The complete series was formerly available on Tubi, but has since been removed.

| Name | Release date | Episodes | Region | Additional information |
|---|---|---|---|---|
| Vol. 1: Bring Me the Head of Earthworm Jim / Sword of Righteousness | April 9, 1996 | 2 | VHS | Includes animation featurette. |
| Vol. 2: Conqueror Worm / Day of the Fish | April 9, 1996 | 2 | VHS | Includes animation featurette. |
| Vol. 3: Assault & Battery / Trout! | April 9, 1996 | 2 | VHS | Includes animation featurette. |
| Vol. 4: The Book of Doom / The Egg Beater | April 9, 1996 | 2 | VHS | Includes animation featurette. |
| Earthworm Jim: The Complete Series | June 1, 2011 | 23 | 4 | Includes no bonus features. |
| Earthworm Jim: Complete Series | November 2012 | 23 | 1 | Includes no bonus features. |

===Internationally===
CIC Video released three VHS volumes of the series in the 1990s in the United Kingdom, each containing two episodes. These are now out of print and considered rare.

On June 1, 2011, Via Vision Entertainment, under license from Universal, released the complete series as a 5-disc set in Australia and New Zealand.

==Legacy==
Aspects of the show, such as newly created characters, or art style, were later implemented in future video games Earthworm Jim 3D and Earthworm Jim: Menace 2 the Galaxy. Two Earthworm Jim comic book series, in the US and UK, were also created to tie into the animated series.

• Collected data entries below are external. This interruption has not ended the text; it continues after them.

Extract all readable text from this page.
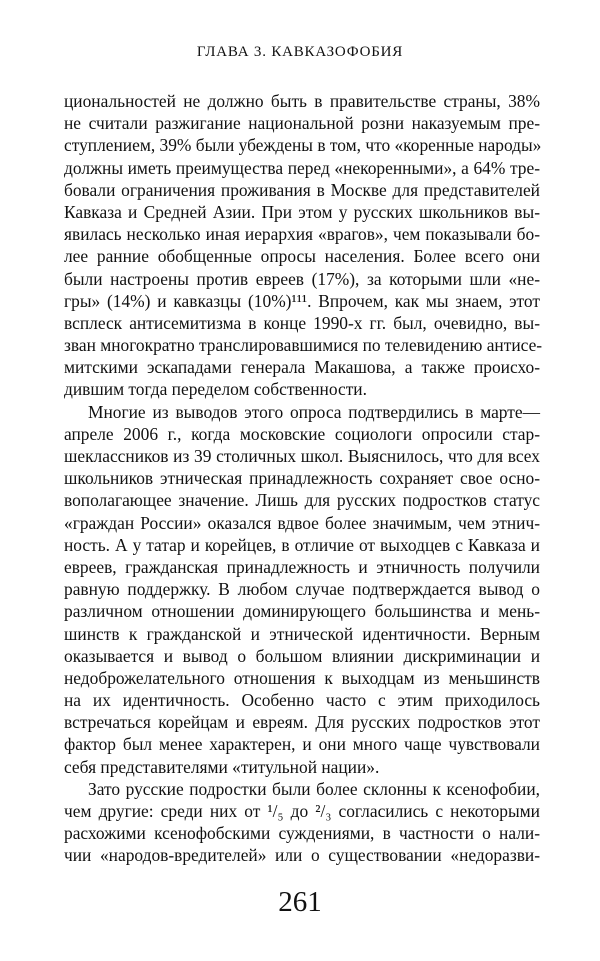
ГЛАВА 3. КАВКАЗОФОБИЯ
циональностей не должно быть в правительстве страны, 38%
не считали разжигание национальной розни наказуемым пре-
ступлением, 39% были убеждены в том, что «коренные народы»
должны иметь преимущества перед «некоренными», а 64% тре-
бовали ограничения проживания в Москве для представителей
Кавказа и Средней Азии. При этом у русских школьников вы-
явилась несколько иная иерархия «врагов», чем показывали бо-
лее ранние обобщенные опросы населения. Более всего они
были настроены против евреев (17%), за которыми шли «не-
гры» (14%) и кавказцы (10%)¹¹¹. Впрочем, как мы знаем, этот
всплеск антисемитизма в конце 1990-х гг. был, очевидно, вы-
зван многократно транслировавшимися по телевидению антисе-
митскими эскападами генерала Макашова, а также происхо-
дившим тогда переделом собственности.
Многие из выводов этого опроса подтвердились в марте—
апреле 2006 г., когда московские социологи опросили стар-
шеклассников из 39 столичных школ. Выяснилось, что для всех
школьников этническая принадлежность сохраняет свое осно-
вополагающее значение. Лишь для русских подростков статус
«граждан России» оказался вдвое более значимым, чем этнич-
ность. А у татар и корейцев, в отличие от выходцев с Кавказа и
евреев, гражданская принадлежность и этничность получили
равную поддержку. В любом случае подтверждается вывод о
различном отношении доминирующего большинства и мень-
шинств к гражданской и этнической идентичности. Верным
оказывается и вывод о большом влиянии дискриминации и
недоброжелательного отношения к выходцам из меньшинств
на их идентичность. Особенно часто с этим приходилось
встречаться корейцам и евреям. Для русских подростков этот
фактор был менее характерен, и они много чаще чувствовали
себя представителями «титульной нации».
Зато русские подростки были более склонны к ксенофобии,
чем другие: среди них от ¹/₅ до ²/₃ согласились с некоторыми
расхожими ксенофобскими суждениями, в частности о нали-
чии «народов-вредителей» или о существовании «недоразви-
261
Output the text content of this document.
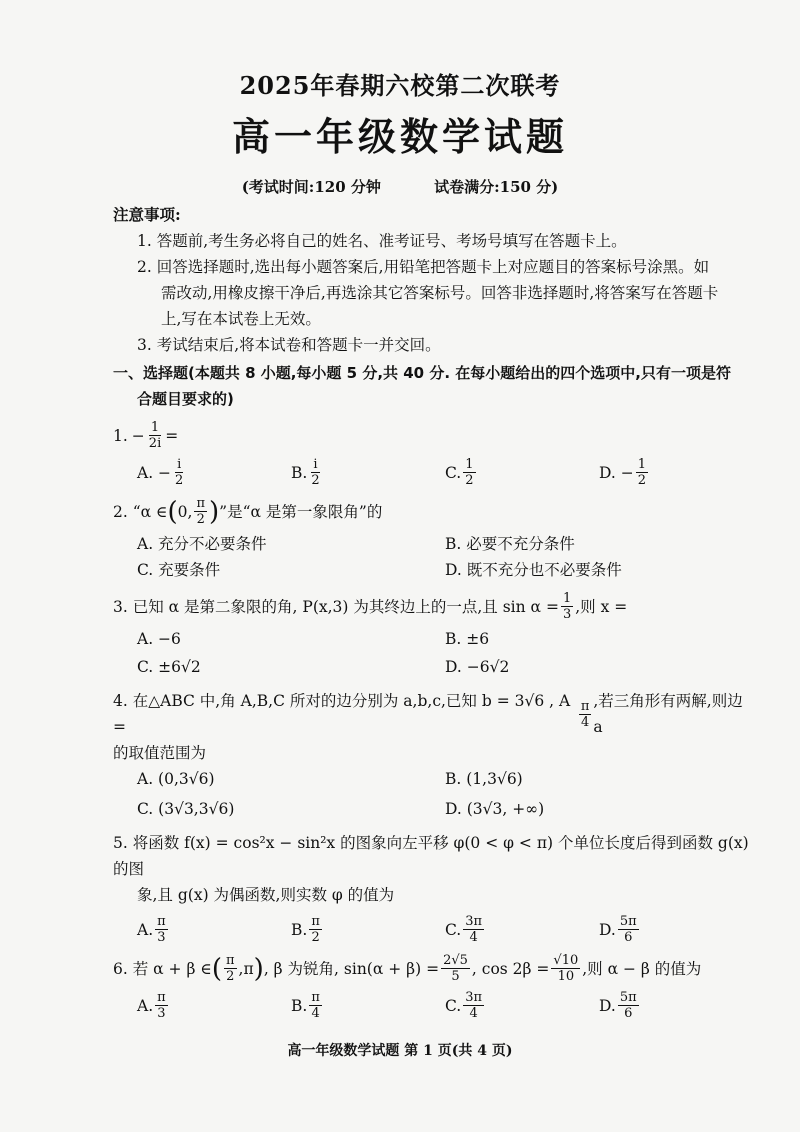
2025年春期六校第二次联考
高一年级数学试题
(考试时间:120 分钟	试卷满分:150 分)
注意事项:
1. 答题前,考生务必将自己的姓名、准考证号、考场号填写在答题卡上。
2. 回答选择题时,选出每小题答案后,用铅笔把答题卡上对应题目的答案标号涂黑。如
需改动,用橡皮擦干净后,再选涂其它答案标号。回答非选择题时,将答案写在答题卡
上,写在本试卷上无效。
3. 考试结束后,将本试卷和答题卡一并交回。
一、选择题(本题共 8 小题,每小题 5 分,共 40 分. 在每小题给出的四个选项中,只有一项是符
合题目要求的)
1. − $\frac{1}{2i}$ =
A. − $\frac{i}{2}$	B. $\frac{i}{2}$	C. $\frac{1}{2}$	D. − $\frac{1}{2}$
2. “α ∈ ( 0, $\frac{\pi}{2}$ ) ”是“α 是第一象限角”的
A. 充分不必要条件	B. 必要不充分条件
C. 充要条件	D. 既不充分也不必要条件
3. 已知 α 是第二象限的角, P(x,3) 为其终边上的一点,且 $\sin \alpha = \frac{1}{3}$ ,则 x =
A. −6	B. ±6
C. ±6√2	D. −6√2
4. 在△ABC 中,角 A,B,C 所对的边分别为 a,b,c,已知 b = 3√6 , A =	$\frac{\pi}{4}$ ,若三角形有两解,则边 a
的取值范围为
A. (0,3√6)	B. (1,3√6)
C. (3√3,3√6)	D. (3√3, +∞)
5. 将函数 f(x) = cos²x − sin²x 的图象向左平移 φ(0 < φ < π) 个单位长度后得到函数 g(x) 的图
象,且 g(x) 为偶函数,则实数 φ 的值为
A. $\frac{\pi}{3}$	B. $\frac{\pi}{2}$	C. $\frac{3\pi}{4}$	D. $\frac{5\pi}{6}$
6. 若 α + β ∈ ( $\frac{\pi}{2} ,\pi$ ) , β 为锐角, $\sin(\alpha + \beta) = \frac{2√5}{5}$ , $\cos 2\beta = \frac{√10}{10}$ ,则 α − β 的值为
A. $\frac{\pi}{3}$	B. $\frac{\pi}{4}$	C. $\frac{3\pi}{4}$	D. $\frac{5\pi}{6}$
高一年级数学试题 第 1 页(共 4 页)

On November 18, 2021, it was reported that a new animated television series titled Earthworm Jim: Beyond the Groovy was in development. A year later, it was announced that Paris animation studio Circus Studios joined Passion Pictures as a partner on the show. In November 2023, series writer Brent Friedman stated that production had been put on hold.